Épingle à cheveux à tête bulbiforme

Provenance inconnue

Ier-Ve siècle ?

H. 8,8 cm ; D. max. tête 1,1 cm

Os

Co. 5655

Commentaire

Etat de conservation

L’épingle, dont le matériau offre une tonalité jaune ambrée conserve des sédiments. Ceux-ci se concentrent dans les creux. On les trouve surtout à la jonction de la tête et du corps, et sur le sommet de la tête. La pointe est cassée.

Description

Pourvue d’un corps effilé vers son extrémité, l’épingle se caractérise par une tête bulbiforme lisse, de section circulaire, au volume important. Son diamètre, qui excède un centimètre, ne permettait pas à l’artisan de sculpter l’ensemble dans une seule baguette d’os.

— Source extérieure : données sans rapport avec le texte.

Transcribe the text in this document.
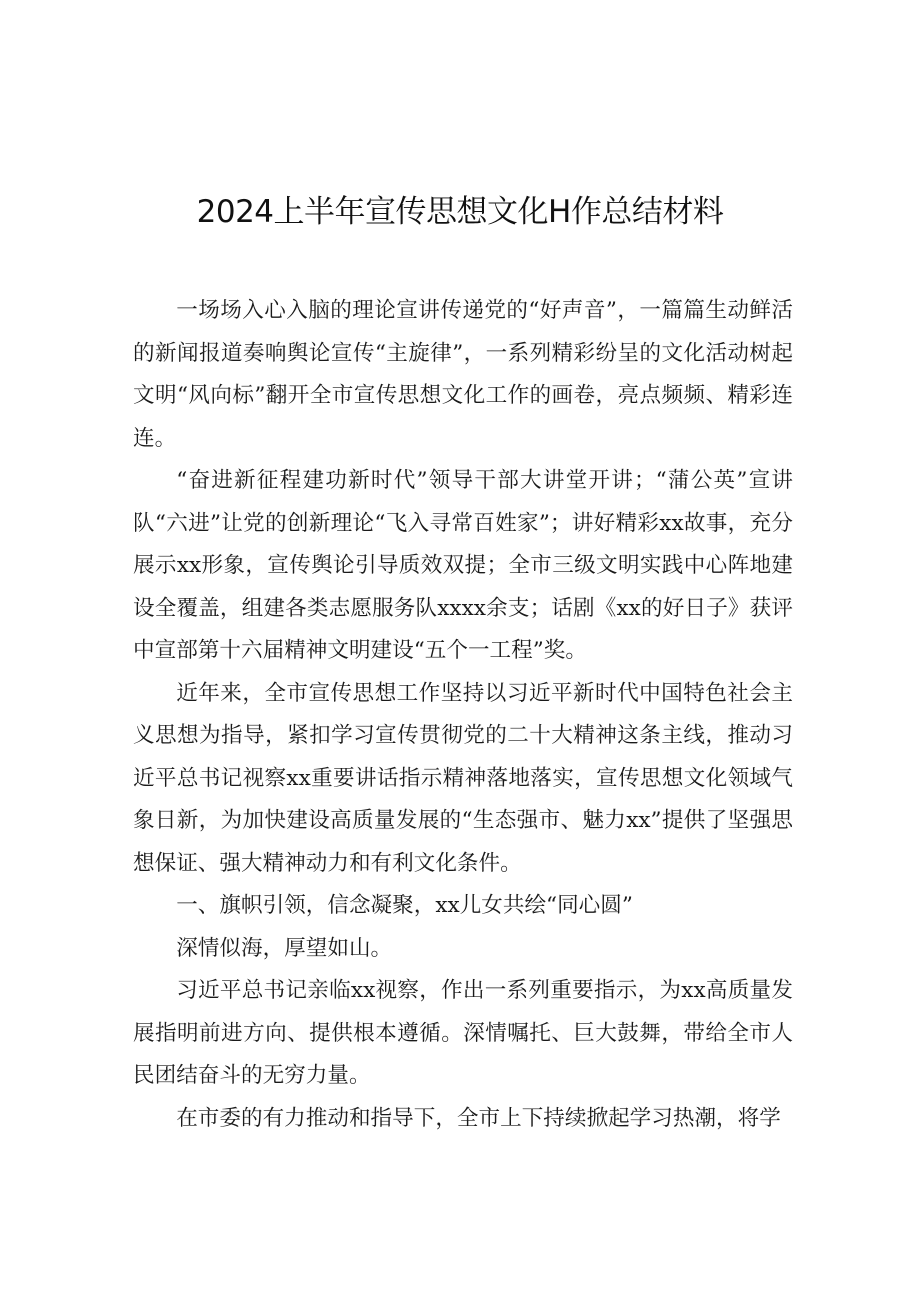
2024上半年宣传思想文化H作总结材料

一场场入心入脑的理论宣讲传递党的“好声音”，一篇篇生动鲜活的新闻报道奏响舆论宣传“主旋律”，一系列精彩纷呈的文化活动树起文明“风向标”翻开全市宣传思想文化工作的画卷，亮点频频、精彩连连。

“奋进新征程建功新时代”领导干部大讲堂开讲；“蒲公英”宣讲队“六进”让党的创新理论“飞入寻常百姓家”；讲好精彩xx故事，充分展示xx形象，宣传舆论引导质效双提；全市三级文明实践中心阵地建设全覆盖，组建各类志愿服务队xxxx余支；话剧《xx的好日子》获评中宣部第十六届精神文明建设“五个一工程”奖。

近年来，全市宣传思想工作坚持以习近平新时代中国特色社会主义思想为指导，紧扣学习宣传贯彻党的二十大精神这条主线，推动习近平总书记视察xx重要讲话指示精神落地落实，宣传思想文化领域气象日新，为加快建设高质量发展的“生态强市、魅力xx”提供了坚强思想保证、强大精神动力和有利文化条件。

一、旗帜引领，信念凝聚，xx儿女共绘“同心圆”

深情似海，厚望如山。

习近平总书记亲临xx视察，作出一系列重要指示，为xx高质量发展指明前进方向、提供根本遵循。深情嘱托、巨大鼓舞，带给全市人民团结奋斗的无穷力量。

在市委的有力推动和指导下，全市上下持续掀起学习热潮，将学
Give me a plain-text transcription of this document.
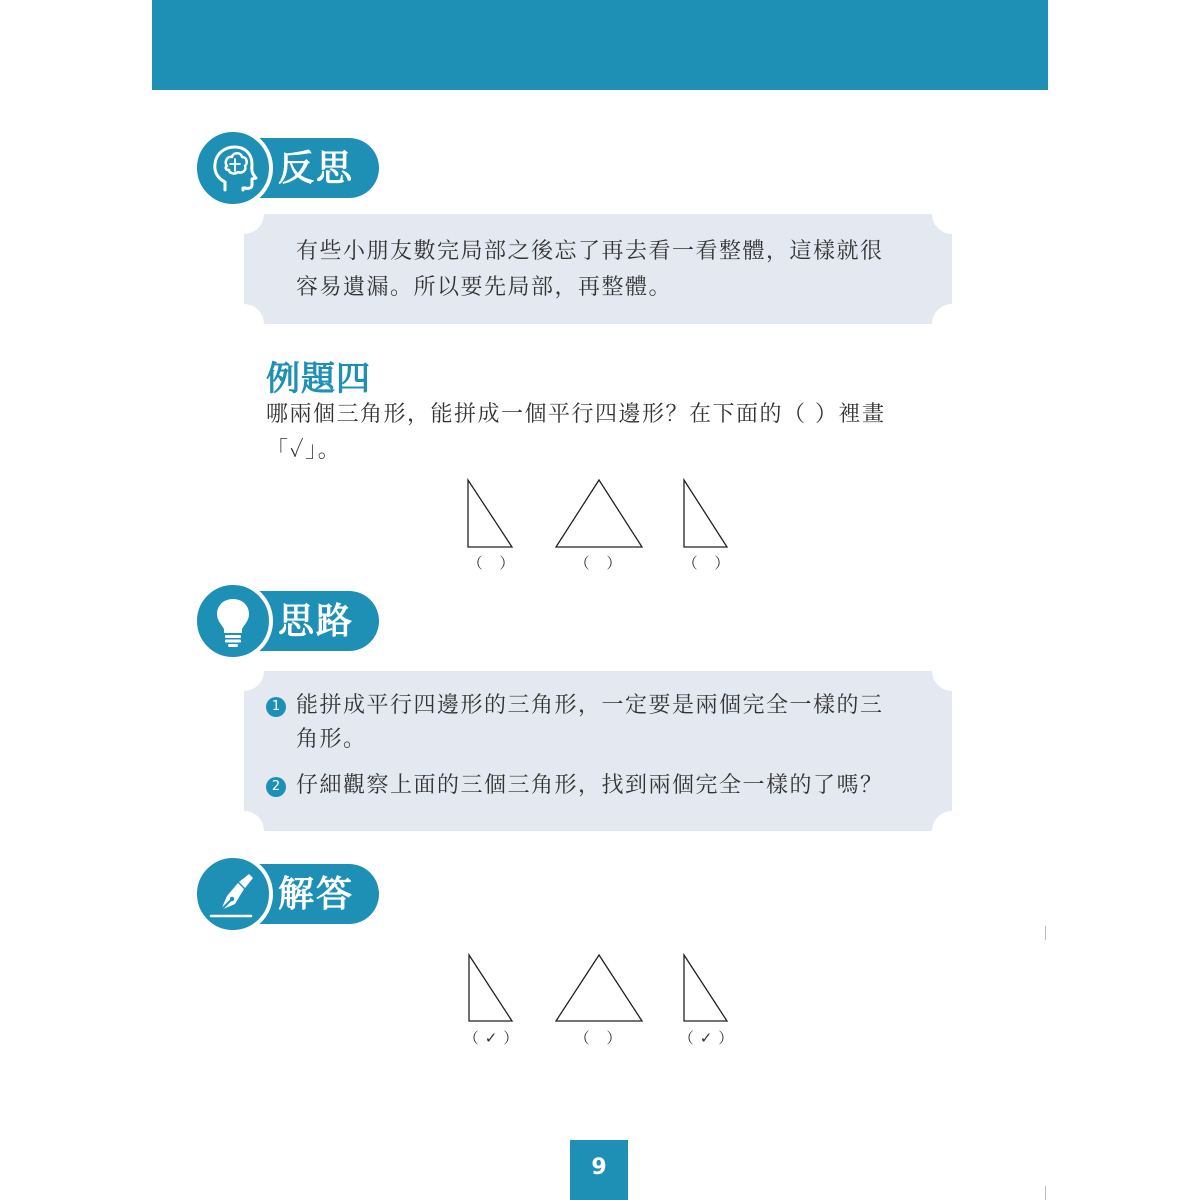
反思

有些小朋友數完局部之後忘了再去看一看整體，這樣就很

容易遺漏。所以要先局部，再整體。

例題四
哪兩個三角形，能拼成一個平行四邊形？在下面的（ ）裡畫
「✓」。
（ ）	（ ）	（ ）
思路
1 能拼成平行四邊形的三角形，一定要是兩個完全一樣的三
角形。
2 仔細觀察上面的三個三角形，找到兩個完全一樣的了嗎？
解答
（✓）	（ ）	（✓）
9
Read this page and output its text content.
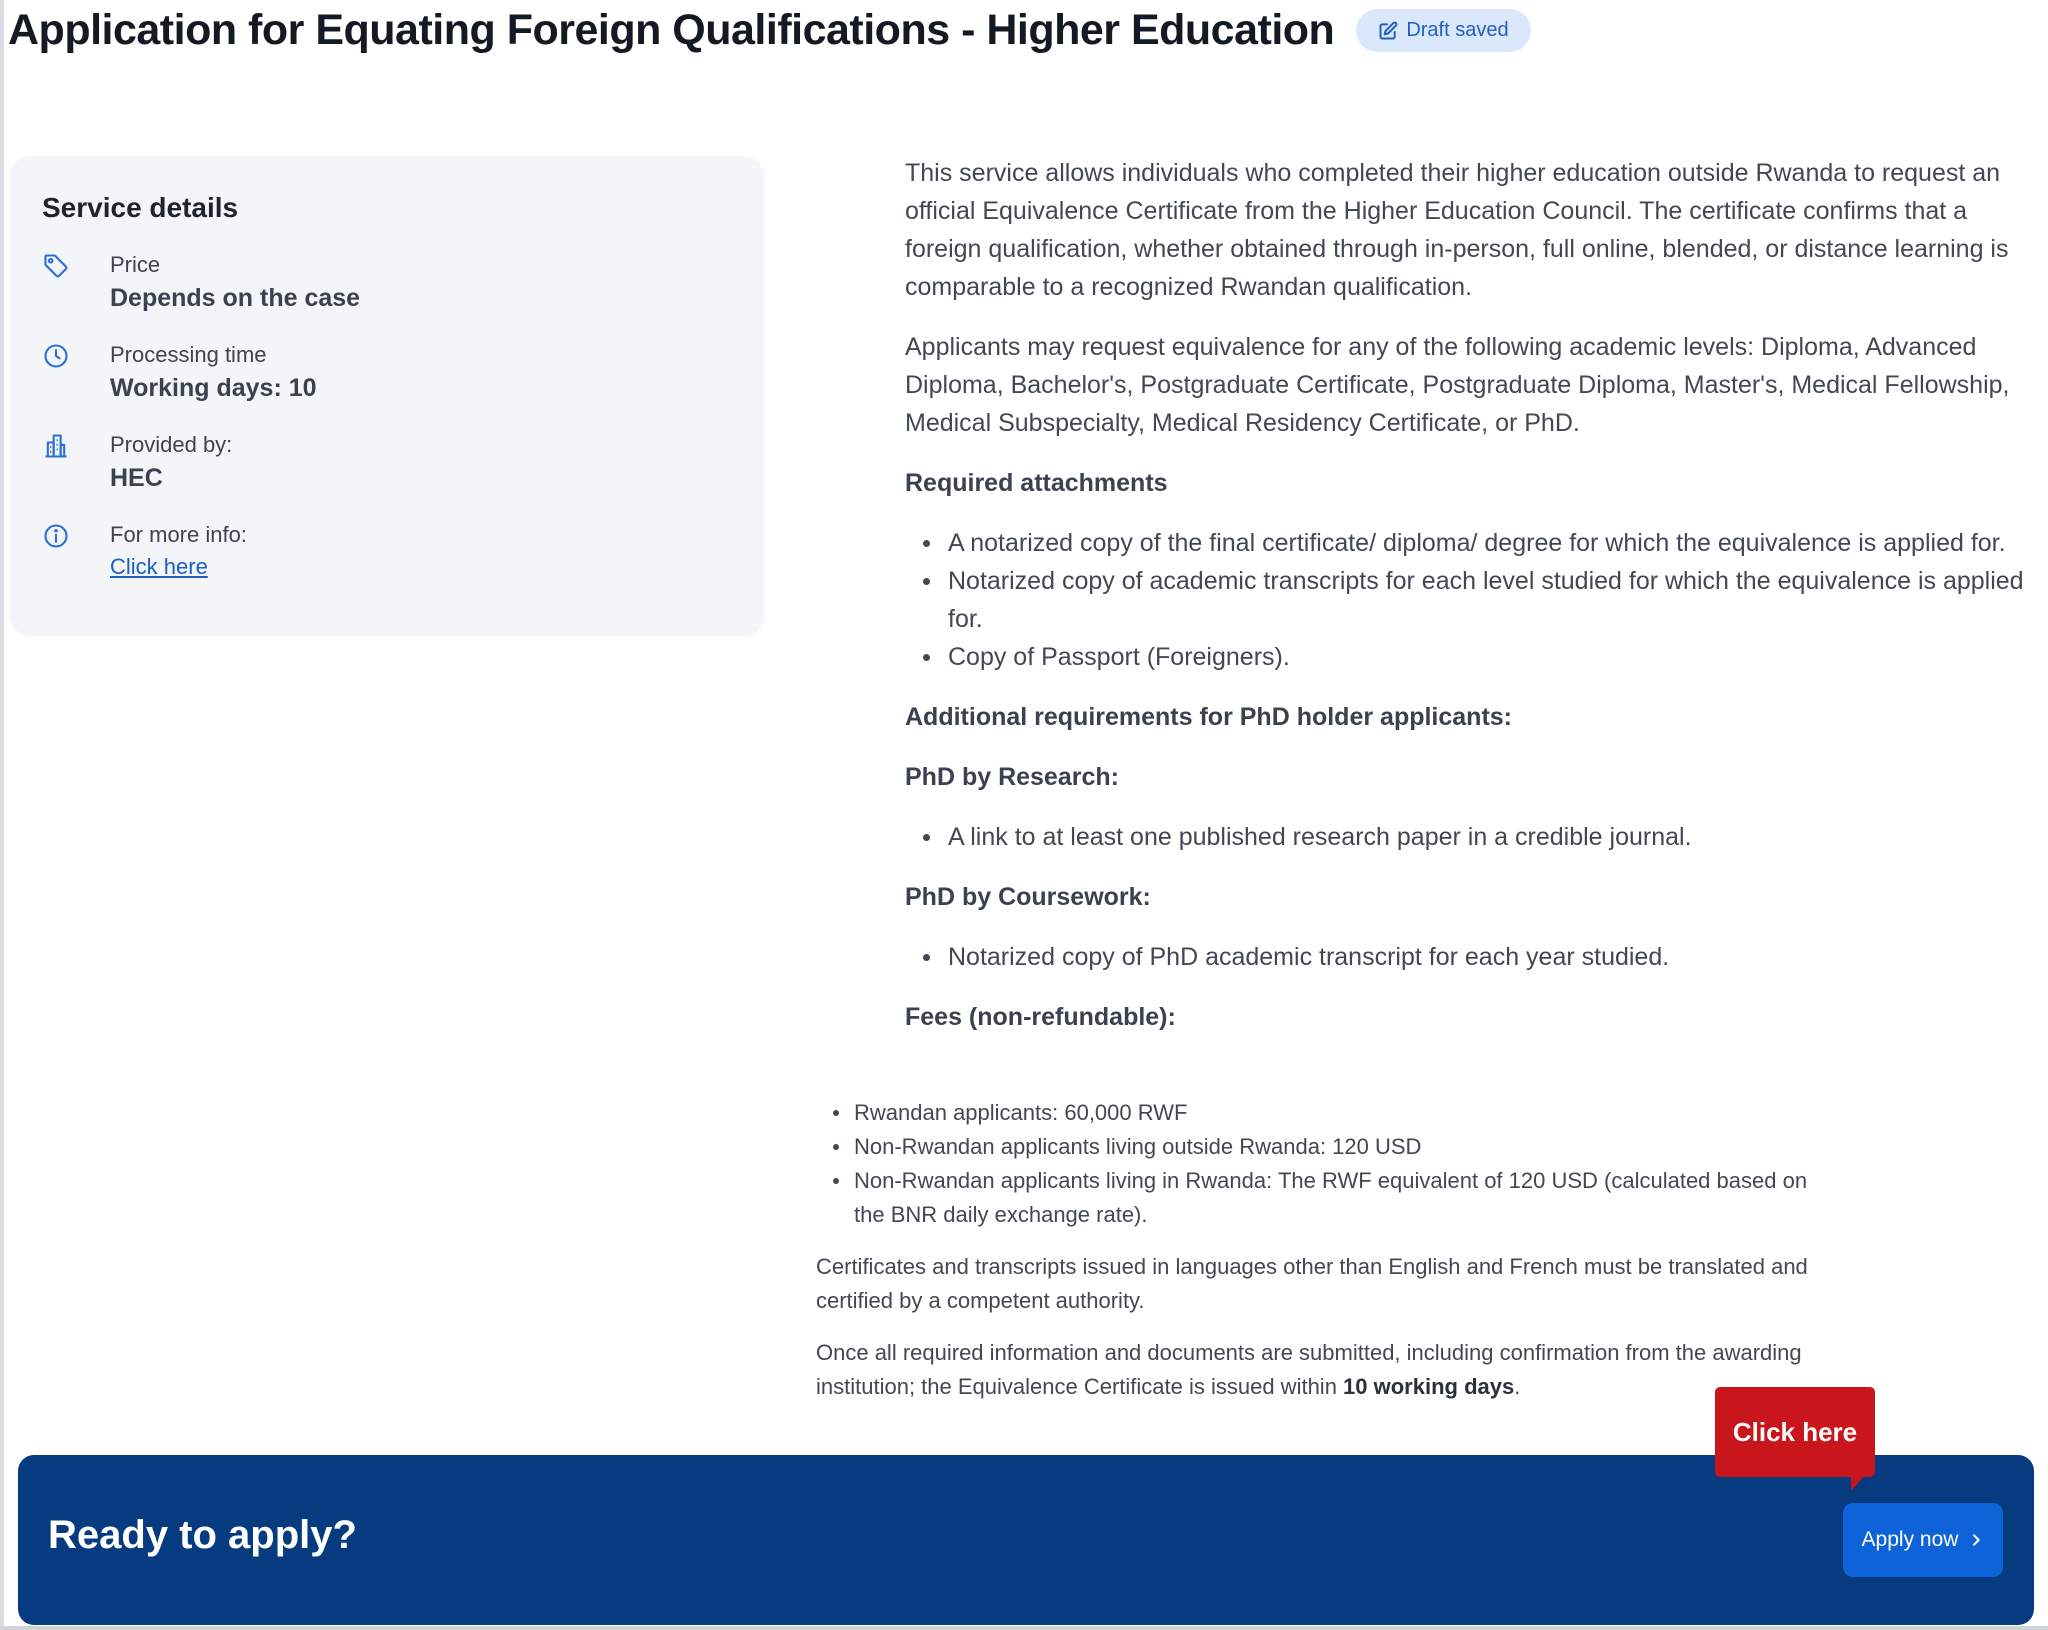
Application for Equating Foreign Qualifications - Higher Education	Draft saved
Service details
Price
Depends on the case
Processing time
Working days: 10
Provided by:
HEC
For more info:
Click here

This service allows individuals who completed their higher education outside Rwanda to request an official Equivalence Certificate from the Higher Education Council. The certificate confirms that a foreign qualification, whether obtained through in-person, full online, blended, or distance learning is comparable to a recognized Rwandan qualification.

Applicants may request equivalence for any of the following academic levels: Diploma, Advanced Diploma, Bachelor's, Postgraduate Certificate, Postgraduate Diploma, Master's, Medical Fellowship, Medical Subspecialty, Medical Residency Certificate, or PhD.

Required attachments
A notarized copy of the final certificate/ diploma/ degree for which the equivalence is applied for.
Notarized copy of academic transcripts for each level studied for which the equivalence is applied for.
Copy of Passport (Foreigners).
Additional requirements for PhD holder applicants:
PhD by Research:
A link to at least one published research paper in a credible journal.
PhD by Coursework:
Notarized copy of PhD academic transcript for each year studied.
Fees (non-refundable):
Rwandan applicants: 60,000 RWF
Non-Rwandan applicants living outside Rwanda: 120 USD
Non-Rwandan applicants living in Rwanda: The RWF equivalent of 120 USD (calculated based on the BNR daily exchange rate).

Certificates and transcripts issued in languages other than English and French must be translated and certified by a competent authority.

Once all required information and documents are submitted, including confirmation from the awarding institution; the Equivalence Certificate is issued within 10 working days.

Ready to apply?	Apply now
Click here
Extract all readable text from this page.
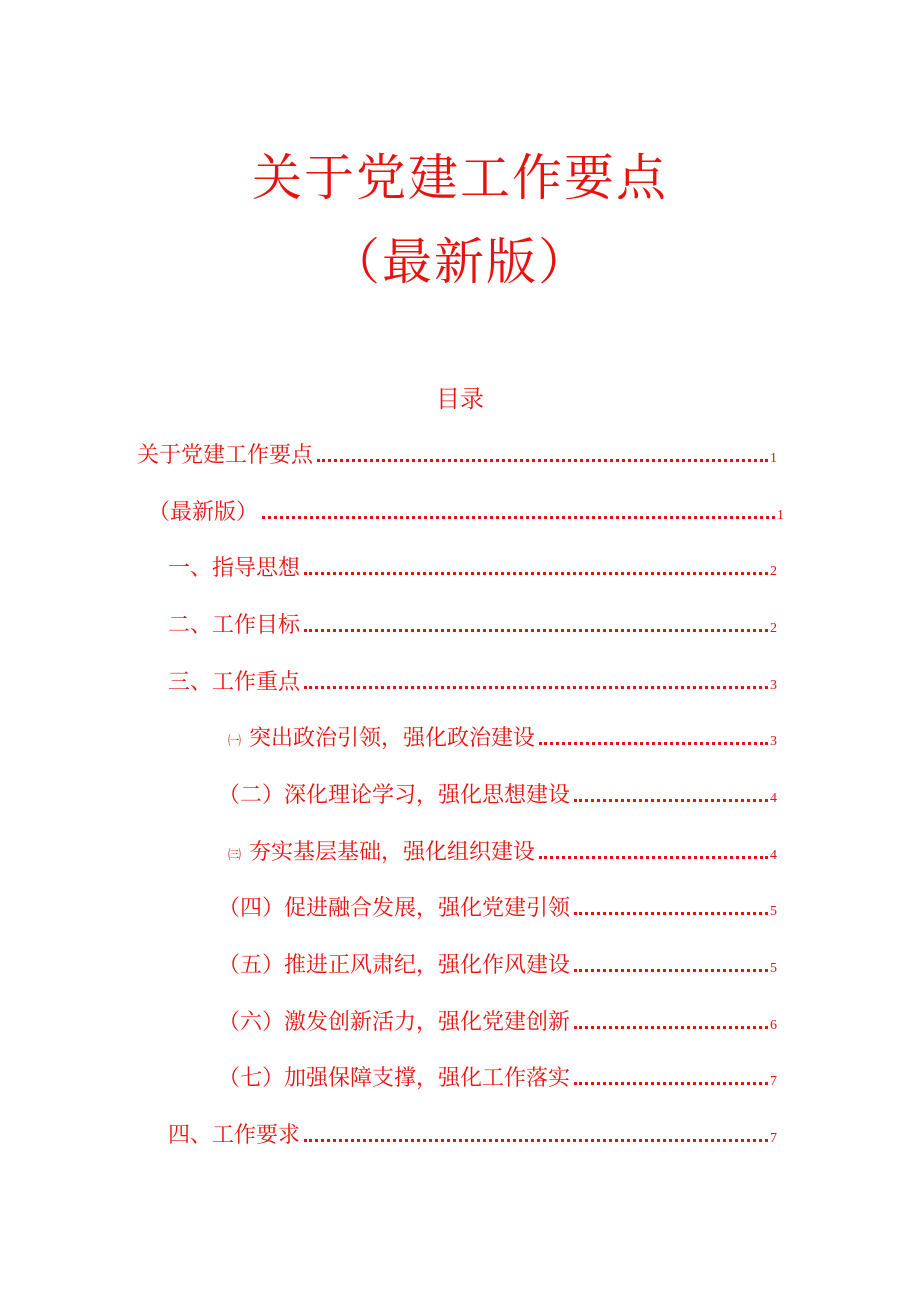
关于党建工作要点
（最新版）
目录
关于党建工作要点	1
（最新版）	1
一、指导思想	2
二、工作目标	2
三、工作重点	3
㈠ 突出政治引领，强化政治建设	3
（二）深化理论学习，强化思想建设	4
㈢ 夯实基层基础，强化组织建设	4
（四）促进融合发展，强化党建引领	5
（五）推进正风肃纪，强化作风建设	5
（六）激发创新活力，强化党建创新	6
（七）加强保障支撑，强化工作落实	7
四、工作要求	7
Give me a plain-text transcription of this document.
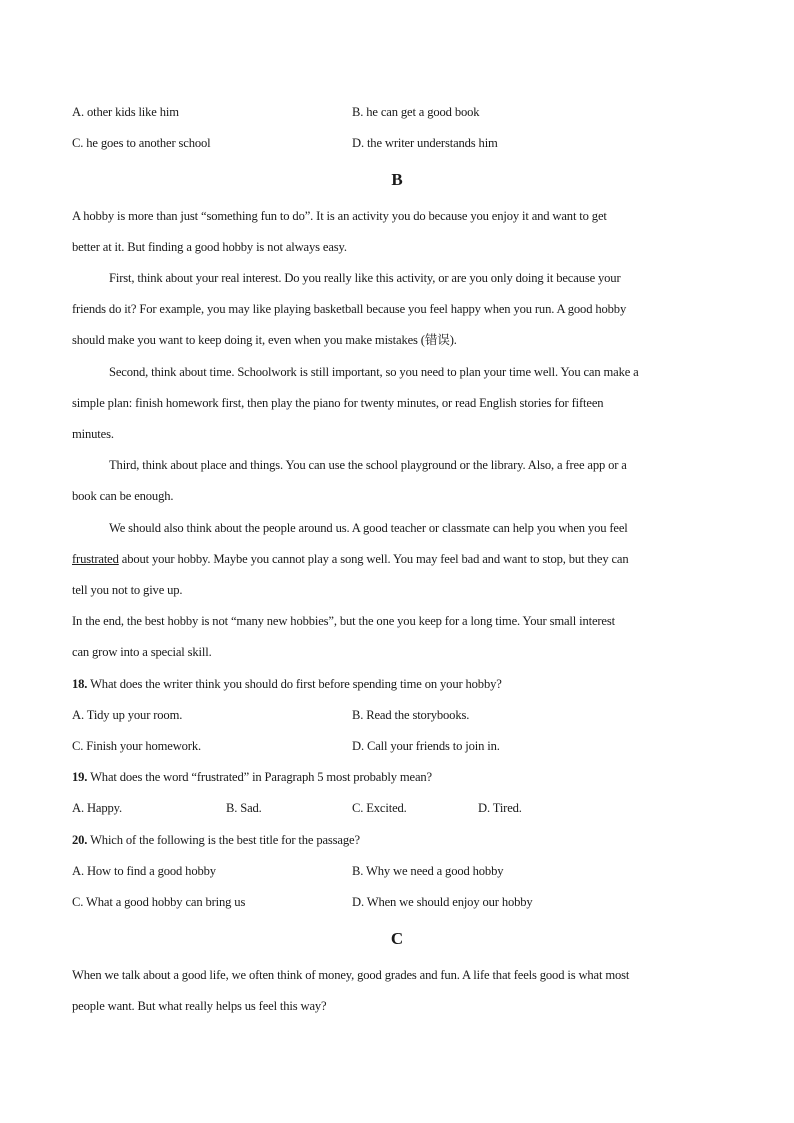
A. other kids like him	B. he can get a good book
C. he goes to another school	D. the writer understands him
B
A hobby is more than just “something fun to do”. It is an activity you do because you enjoy it and want to get
better at it. But finding a good hobby is not always easy.
First, think about your real interest. Do you really like this activity, or are you only doing it because your
friends do it? For example, you may like playing basketball because you feel happy when you run. A good hobby
should make you want to keep doing it, even when you make mistakes (错误).
Second, think about time. Schoolwork is still important, so you need to plan your time well. You can make a
simple plan: finish homework first, then play the piano for twenty minutes, or read English stories for fifteen
minutes.
Third, think about place and things. You can use the school playground or the library. Also, a free app or a
book can be enough.
We should also think about the people around us. A good teacher or classmate can help you when you feel
frustrated about your hobby. Maybe you cannot play a song well. You may feel bad and want to stop, but they can
tell you not to give up.
In the end, the best hobby is not “many new hobbies”, but the one you keep for a long time. Your small interest
can grow into a special skill.
18. What does the writer think you should do first before spending time on your hobby?
A. Tidy up your room.	B. Read the storybooks.
C. Finish your homework.	D. Call your friends to join in.
19. What does the word “frustrated” in Paragraph 5 most probably mean?
A. Happy.	B. Sad.	C. Excited.	D. Tired.
20. Which of the following is the best title for the passage?
A. How to find a good hobby	B. Why we need a good hobby
C. What a good hobby can bring us	D. When we should enjoy our hobby
C
When we talk about a good life, we often think of money, good grades and fun. A life that feels good is what most
people want. But what really helps us feel this way?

Ainsi, la tête façonnée à part, est donc venue s’encastrer sur le sommet de la tige. Elle s’inspire de la forme d’un bulbe d’oignon, mais sa base et son sommet plats semblent indiquer qu’elle n’a pas été achevée. Le col est strié de deux séries de trois moulures.

 

Une pièce analogue en deux parties est répertoriée pour le site d’Augst (DESCHLER-ERB 1998, n° 2091 p. 179, pl. 32). Les deux spécimens retrouvés à Lutèce (DUREUIL 1996, cat. 9 p. 44) présentent une tête dont le stade de finition contraste avec notre élément de parure. Le sommet pointu à double cercle concentrique a été particulièrement soigné, comme la base arrondie. Des exemplaires similaires, mais avec une tête décorée de spires, ont été mis au jour à Rome, lors des fouilles réalisées sur le versant nord-est de la colline du Palatin, entre 1989 et 1994 (ST-CLAIR 2003, n° 457, 460-462 p. 95-96, fig. 31 h-m p. 148, pl. 37 a-c p. 183). Leu tête révèle une base plate. C’est aussi le cas d’une épingle bipartite, à la tête striée de cannelures, du musée de Budapest (BIRÓ 1994, n° 355 p. 34, 90, pl. XXXII p. 170).

 

Bien qu’elles dérivent sans doute des épingles à couronnement en forme de pomme de pin, les épingles à têtes bulbiformes hypertrophiées se caractérisent par une tête plus large que haute. Le mobilier livre une attestation précoce de cette catégorie, assignée au Ier-IIe siècle (DAVIDSON 1952, n° 2305 p. 279, 283, pl 118). D’après S. Deschler-Erb, ce type est particulièrement courant entre 190 et 280 ap. J.-C. (DESCHLER-ERB p. 163-164). Pourtant les pièces à la tête garnie de torsades du Palatin ont été reliées à des contextes du IVe et Ve siècle. Cette typologie paraît donc avoir une durée de vie assez longue, du Haut-Empire jusqu’à la fin de l’Antiquité.

 

Comparaisons

-Augst (inv. 1968.1481 : DESCHLER-ERB 1998).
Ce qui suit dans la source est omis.